Jalbert Benedicte, Tran Nguyen Toan, von Düring Stephan, Poletti Pierre-Alexandre, Fournier Ian, Hafner Catherine, Dubost Celestine, Gétaz Laurent, Wolff Hans
Department of General Internal Medicine, Geneva University Hospitals and Faculty of Medicine, University of Geneva, Geneva, Switzerland.
Division of Prison Health, Geneva University Hospitals and Faculty of Medicine, University of Geneva, Geneva, Switzerland.
J Med Case Rep. 2018 Feb 11;12(1):35. doi: 10.1186/s13256-018-1572-8.
Drug dealers and drug users resort to body stuffing to hastily conceal illicit drugs by ingesting their drug packets. This practice represents a medical challenge because rupture of the often insecure packaging can be toxic and even lethal. In an emergency setting, official guidelines are needed to help the medical team decide on the proper treatment. A preliminary observation period is generally accepted but its duration varies from hours to eventual packet expulsion.

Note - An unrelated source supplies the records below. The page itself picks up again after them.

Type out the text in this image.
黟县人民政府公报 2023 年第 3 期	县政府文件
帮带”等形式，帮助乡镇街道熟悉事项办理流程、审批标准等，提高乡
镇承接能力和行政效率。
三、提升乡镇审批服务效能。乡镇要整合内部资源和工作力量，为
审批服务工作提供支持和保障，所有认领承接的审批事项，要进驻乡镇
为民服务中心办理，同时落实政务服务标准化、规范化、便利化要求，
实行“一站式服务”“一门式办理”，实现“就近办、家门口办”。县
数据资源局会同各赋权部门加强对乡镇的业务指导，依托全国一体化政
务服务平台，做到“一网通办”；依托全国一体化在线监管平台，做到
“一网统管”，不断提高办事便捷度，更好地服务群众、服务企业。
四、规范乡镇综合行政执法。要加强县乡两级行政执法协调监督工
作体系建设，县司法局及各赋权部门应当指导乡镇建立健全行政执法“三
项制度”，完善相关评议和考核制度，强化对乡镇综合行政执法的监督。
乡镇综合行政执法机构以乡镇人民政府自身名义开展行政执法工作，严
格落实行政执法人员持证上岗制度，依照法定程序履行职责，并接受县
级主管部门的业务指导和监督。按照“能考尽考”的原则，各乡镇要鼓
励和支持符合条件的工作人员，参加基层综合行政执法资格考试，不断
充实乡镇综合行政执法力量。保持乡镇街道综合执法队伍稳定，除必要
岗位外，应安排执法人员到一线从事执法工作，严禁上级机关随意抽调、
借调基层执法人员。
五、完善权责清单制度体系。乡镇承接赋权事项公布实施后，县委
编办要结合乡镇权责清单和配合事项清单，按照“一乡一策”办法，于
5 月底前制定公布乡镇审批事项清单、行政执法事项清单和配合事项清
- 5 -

This case involves a 20-year-old white man in detention who claimed to have ingested one cocaine packet wrapped in plastic food-wrap and a condom in anticipation of an impending cell search. He reached out to medical professionals on day 4 after having unsuccessfully tried several methods to expel the drug packet, including swallowing olive oil, natural laxatives, liters of water, and 12 carved apple chunks. An initial computed tomography scan confirmed multiple packet-sized images throughout his stomach and bowel. After 24 hours of observation and normal bowel movements without expelling any packets, a subsequent scan found only one air-lined packet afloat in the gastric content. Due to the prolonged retention of the package there was an increased risk of rupture. The packet was eventually removed by laparoscopic gastrotomy.
This case report illustrates that observation time needs to be adapted to each individual case of body stuffing. Proof of complete drug package evacuation ensures secure patient discharge. Body stuffers should be routinely asked for a detailed history, including how the drug is wrapped, and whether or not they ingested other substances to help expel the packets. The history enables the accurate interpretation of imaging. Repeated imaging can help follow the progress of packets if not all have been expelled during the observation period. Drug packets should be surgically removed in case of prolonged retention. To ensure the best possible outcomes, patients should have access to high-quality, private, and confidential medical care, which is equal to that offered to the general population. This is paramount to earning trust and collaboration from people in detention who resort to body stuffing.
毒贩和吸毒者会采用体内藏毒的方式,通过吞食毒品包装来匆忙藏匿非法毒品。这种做法带来了医学挑战,因为通常不安全的包装破裂可能会产生毒性甚至致命。在紧急情况下,需要官方指南来帮助医疗团队确定适当的治疗方法。一般会接受一个初步观察期,但其时长从数小时到最终排出包装不等。
该病例涉及一名20岁被拘留的白人男子,他声称因预计即将进行牢房搜查,吞食了一个用塑料食品包装纸包裹并套上避孕套的可卡因包装。在尝试了多种排出毒品包装的方法均未成功后,他在第4天联系了医疗专业人员,这些方法包括吞食橄榄油、天然泻药、数升水以及12块切碎的苹果块。最初的计算机断层扫描证实其胃和肠道内有多个呈包装大小的影像。经过24小时观察且排便正常但未排出任何包装后,后续扫描仅发现一个有空气环绕的包装漂浮在胃内容物中。由于包装长时间留存,破裂风险增加。最终通过腹腔镜胃切开术取出了该包装。
本病例报告表明,观察时间需要根据每例体内藏毒的具体情况进行调整。毒品包装完全排出的证据可确保患者安全出院。应常规询问体内藏毒者详细病史,包括毒品如何包装以及他们是否吞食了其他有助于排出包装的物质。该病史有助于准确解读影像。如果在观察期内并非所有包装都已排出,重复成像有助于跟踪包装的进展情况。若包装留存时间过长,应通过手术取出。为确保获得最佳结果,患者应能获得与普通人群同等的高质量、私密且保密的医疗护理。这对于赢得采用体内藏毒方式的被拘留者的信任与合作至关重要。